Peter Comestor, a priest from Troyes, was a great scholar and became chancellor of the chapter at Notre Dame in Paris, and head of the cathedral theology school.
“Comestor” (“Eater, Devourer”) was his nickname, but it didn’t refer to food. He devoured books. He was also said to be one of the three most cultured men in France.
It was a great time to be a voracious reader, and pretty much all books came to Paris (or Salerno, or Venice). You could study the books in the cathedral, church, and monastery libraries, borrow and copy books that people brought with them, or buy nice new handwritten copies from the bookshops. And if you had a memory as well trained as scholars did, back then, you could keep all the good parts stored in your brain’s pigeonholes and bring them out when needed, particularly for teaching or preaching.
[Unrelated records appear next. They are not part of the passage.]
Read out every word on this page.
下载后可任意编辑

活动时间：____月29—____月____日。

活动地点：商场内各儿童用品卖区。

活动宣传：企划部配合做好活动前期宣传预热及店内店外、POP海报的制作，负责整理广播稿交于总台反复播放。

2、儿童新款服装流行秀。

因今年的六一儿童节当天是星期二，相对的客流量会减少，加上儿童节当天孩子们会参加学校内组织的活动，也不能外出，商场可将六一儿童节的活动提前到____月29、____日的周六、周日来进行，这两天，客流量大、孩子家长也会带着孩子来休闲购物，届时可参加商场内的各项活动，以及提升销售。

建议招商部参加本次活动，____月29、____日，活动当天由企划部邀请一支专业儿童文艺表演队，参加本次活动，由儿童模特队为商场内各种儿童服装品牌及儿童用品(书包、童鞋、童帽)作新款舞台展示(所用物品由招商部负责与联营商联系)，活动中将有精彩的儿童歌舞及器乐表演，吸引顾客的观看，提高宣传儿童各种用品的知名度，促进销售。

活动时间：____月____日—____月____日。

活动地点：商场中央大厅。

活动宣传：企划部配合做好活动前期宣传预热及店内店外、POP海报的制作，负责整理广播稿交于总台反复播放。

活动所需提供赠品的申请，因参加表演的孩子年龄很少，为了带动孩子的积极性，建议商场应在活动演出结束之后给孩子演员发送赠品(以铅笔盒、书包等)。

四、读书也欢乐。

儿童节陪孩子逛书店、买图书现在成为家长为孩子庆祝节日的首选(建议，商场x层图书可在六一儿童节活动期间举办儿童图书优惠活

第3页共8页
He also wrote the Historia Scholastica, which basically was used as a textbook for university students to keep their Biblical chronology of the OT and NT straight, and gave them some basic background info (in case they didn’t already know it). Since it was a textbook, there are lots of copies in manuscript and early printed form, and lots of translations and abridged Cliff Notes versions. 🙂
Later in life, Peter the Eater moved to an abbey, became a canon there, and pretty much stayed in. He died somewhere around AD 1178.
His epitaph said:
“I was Peter (now rock’s my keeper) and called the Eater;
Now I’m Eaten. I taught when living, nor have stopped teaching
When dead and ashes; so he who looks at me here may say,
That ‘We’re what he was; and what he is now, we’ll be someday.'”
“Petrus eram quem petra tegit, dictusque Comestor,
nunc Comedor. Vivus docui, nec cesso docere,
Mortuus, ut dicat qui me videt incineratum,
Quod sumus iste fuit, erimus, quandoque quod hic est.”